People are being moved and released, and families are being reunited, which is wonderful and happy. One of the brightest moments in the days that I was down there was watching as a white van pulled up to the detention center and we saw little kids unload with their suitcases and head into the detention center, which we knew then they would be reunited with the folks that we had seen inside the detention center that were waiting there desperately for their children.

But then also there were folks in really agonizing scenarios. They had been changed into their plain clothes with the expectation that they would be reunited with a child, for example; some of those folks that we saw on Thursday of last week, that had happened as early as Monday or Tuesday and their kids still weren't there. Parents are there with the expectation that they’ll be released to their children, and they're now kind of stuck in this black hole of sorts with no way out.

Fetters: What does the legal process of reuniting kids with their parents look like?

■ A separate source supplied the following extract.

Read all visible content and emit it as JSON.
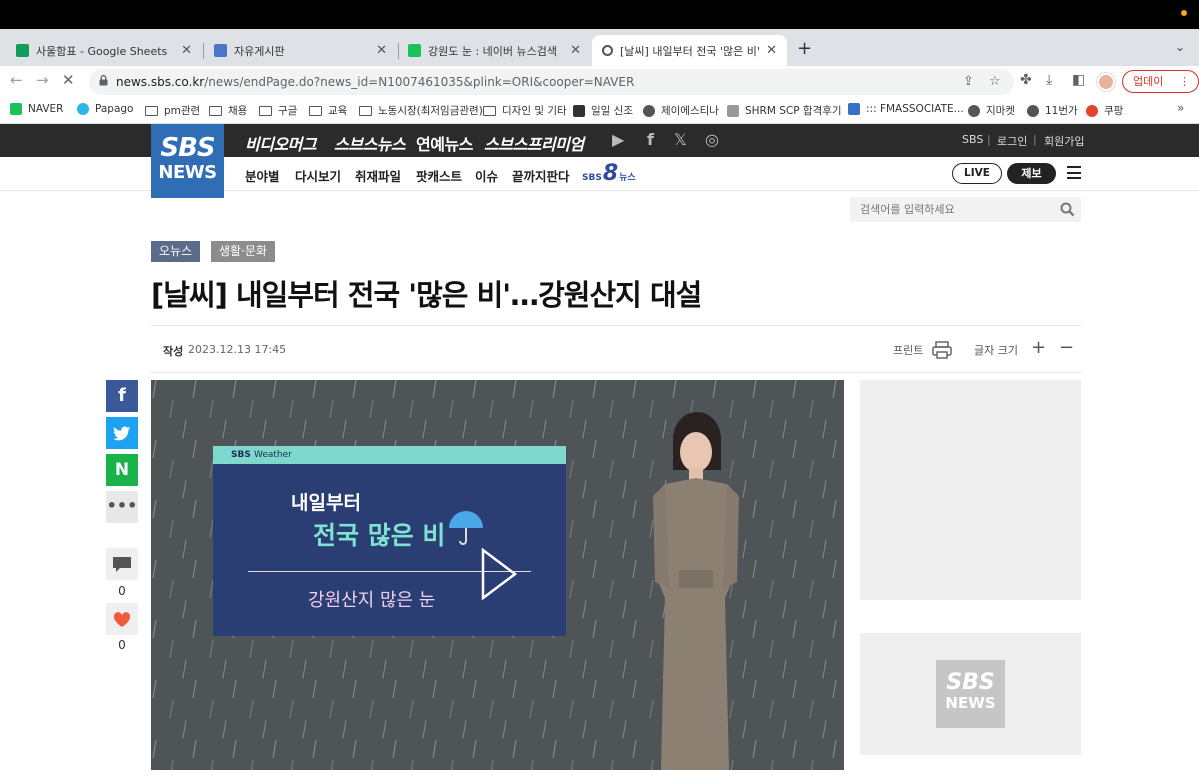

Take me through it step by step.

Weibel: So, here is what I understand to be the legal process as an immigration lawyer that's practiced in this field for years, and then I'll tell you what we were also seeing on the ground. And I don't mean to suggest that it's not legal—it's just that it's a different process than I've seen. I suspect it had everything to do with the court order and trying to meet that.

Before the zero-tolerance policy, we would have seen people who had gotten a positive result of their credible fear interview released to then come back to immigration court and present their case before a judge. Under zero-tolerance, though, my understanding is that the government’s intention is to keep the parents and their children detained until there's a final decision in their case. So what the government was doing was just trying to pull parents and kids together from what was sometimes all over the country—a child might be in New York, a parent might be in southern Texas. It takes a lot of logistics to pull them together. But that's what they were doing, and releasing them.

Fetters: What happens from there?

Weibel: We're not quite sure. All the people we were seeing were also getting notices to appear in immigration court and they were also getting these check-ins that they're required to go and see a removal officer and show and establish that they're still here, that they haven't absconded. And most of those were all set for Harlingen [a city near Los Fresnos, Texas], even though we knew that these people we were meeting with had no intention to remain in that area. Once you are released from detention, you move onward to where you have friends or family members or where you initially intended to settle.

So our concern, pretty quickly and early on, was that these folks were going to get in-absentia orders of removal because they weren't going to be in Harlingen, Texas, when that hearing was coming up. In the cases of those that were flying to New York, or somewhere else far off in the country, they couldn't possibly make it back in time for a hearing the following week, or the week after.

The other piece of that was, they've got these conditions that they're released under. Some of them had conditions that specifically stated you need to get prior approval of your removal officer before you are able to change your address, or move your residence. Those folks risk being re-detained in the eventual place that they land or reside as they go in to check in. Even if they're going to try and comply and show themselves to the government, they technically have not complied with that order because they don't have any clue what it said or what it meant and are moving about in rapid fire.